黙ってローラと祐子ちゃんとルームシェアしてりゃあいいものを、学期末のレポート提出で教授のダメ出しを食らった。英語の意味がmake senseでないから書き直せって。困った、当時は英語をネイティブに話すお友達が周囲にいなかった。
そこで大学のオフィシャルの伴奏者、数少ない日本語で話すことのできる“マサコさん”にヘルプを求めた。マサコさんは、桐朋学園から留学してきたピアニスト。ピアノのことや学校生活、そして進路のことなど色々相談に乗っていただいていた。どうやら彼女のご主人のお友達に、私の英語を直してくださる方がいらっしゃるらしい。
“ミチコちゃん、今度の木曜の夜空いてる?”(ダンカの本名はミチコなのである) 。テキサスの大学は月曜から木曜に授業設定がされていて、金・土・日曜日は週末でおやすみなのである。要は週末の夜は空いていますか?ってこと。どうやら私の英語のTutorに紹介してくれるらしい。それに先駆けてご主人のガブリエルさんが、”ミチコ、僕の友達のマイクにあってみないか?“。若干鈍い私も、どうやらガブリエル氏とマサコさんが、マイクというtutorを紹介してくれる、と理解することができた。
マイケルは、ノーステキサス大学で当時音楽学を専攻する博士課程の学生であった。“イギリス系の彼の英語は間違いない!”とはお2人の推薦である。彼が言うには、“ミチコ、君のプロフェッサーは第一に君のレポートに目を通していない。たった1ページだけだよ、彼のマークが入ってるのは”。愕然とした。あんなに一生懸命努力して書き上げたのに、たった1ページしか目を通してくれていないなんて… マイケル曰く、“ミチコの英語力云々の問題じゃない。こりゃ人種差別だろ”。“そんな大学辞めちまえ、そしてノーステキサスに来るんだな!“、マイケルのアドバイスであった。
”え?!ちょっとまってよ! 私のレポートを教授に読んでもらえるように英語直してくれるんじゃ…?!“。 ”うん、わかった、あとで僕が書いとくから”。 それじゃあ、もっとダメじゃん!って思いながら、実際彼の書いてくれたレポートを提出。
“ほら、彼人種差別してるだろ”。 ひどいグレードをつけられた。マイケルは、教授が人種差別で、ミチコがなにをやってもなしのつぶてだよ、と言うことを証明してくれたのだ。

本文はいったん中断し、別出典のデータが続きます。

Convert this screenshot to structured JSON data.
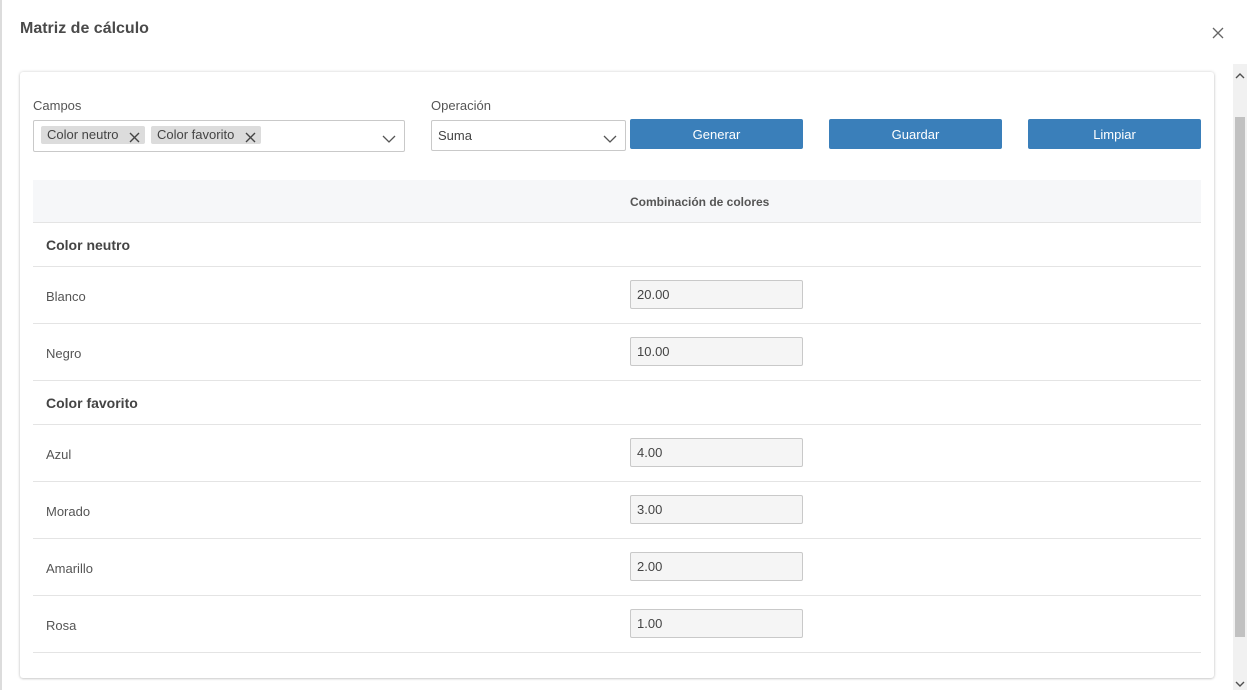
{
  "dialog": {
    "title": "Matriz de cálculo"
  },
  "form": {
    "campos_label": "Campos",
    "chips": [
      "Color neutro",
      "Color favorito"
    ],
    "operacion_label": "Operación",
    "operacion_value": "Suma",
    "buttons": {
      "generar": "Generar",
      "guardar": "Guardar",
      "limpiar": "Limpiar"
    }
  },
  "table": {
    "column_header": "Combinación de colores",
    "groups": [
      {
        "name": "Color neutro",
        "items": [
          {
            "label": "Blanco",
            "value": "20.00"
          },
          {
            "label": "Negro",
            "value": "10.00"
          }
        ]
      },
      {
        "name": "Color favorito",
        "items": [
          {
            "label": "Azul",
            "value": "4.00"
          },
          {
            "label": "Morado",
            "value": "3.00"
          },
          {
            "label": "Amarillo",
            "value": "2.00"
          },
          {
            "label": "Rosa",
            "value": "1.00"
          }
        ]
      }
    ]
  },
  "colors": {
    "primary_button": "#3a7fba",
    "chip_bg": "#dcdcdc",
    "header_bg": "#f6f7f9"
  },
  "icons": {
    "close": "close-icon",
    "chip_remove": "x-icon",
    "dropdown": "chevron-down-icon"
  }
}
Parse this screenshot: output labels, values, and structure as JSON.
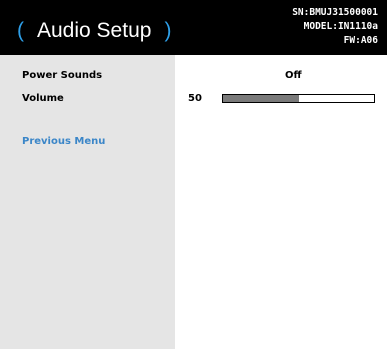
{
  "header": {
    "title": "Audio Setup",
    "paren_open": "(",
    "paren_close": ")",
    "serial": "SN:BMUJ31500001",
    "model": "MODEL:IN1110a",
    "firmware": "FW:A06"
  },
  "menu": {
    "items": [
      {
        "label": "Power Sounds",
        "value": "Off"
      },
      {
        "label": "Volume",
        "value": "50",
        "level_fraction": 0.5
      }
    ],
    "previous_menu_label": "Previous Menu"
  },
  "colors": {
    "header_bg": "#000000",
    "paren_accent": "#2e9fe8",
    "sidebar_bg": "#e5e5e5",
    "link": "#3b86c8",
    "slider_fill": "#7a7a7a"
  }
}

秋学期の学期末のことだから11月下旬のことだった。なにをやっても無駄なテキサス女子大に在籍し、学位を取得したい、という意思は無くなった。“マイケル、私とりあえず日本に帰る。春学期には帰って来られるかどうかわからないけど…” ダラス・フォートワース空港で帰国便に間に合うように車で送ってくれたマイクにそう伝えた。
帰国後、あまりのストレスで数ヶ月寝たきりの生活が始まった。想像していた以上に精神も身体も参っていたようだ。
そして一年後、ニューヨークに再度渡米した時、またマイケルに会うことになる。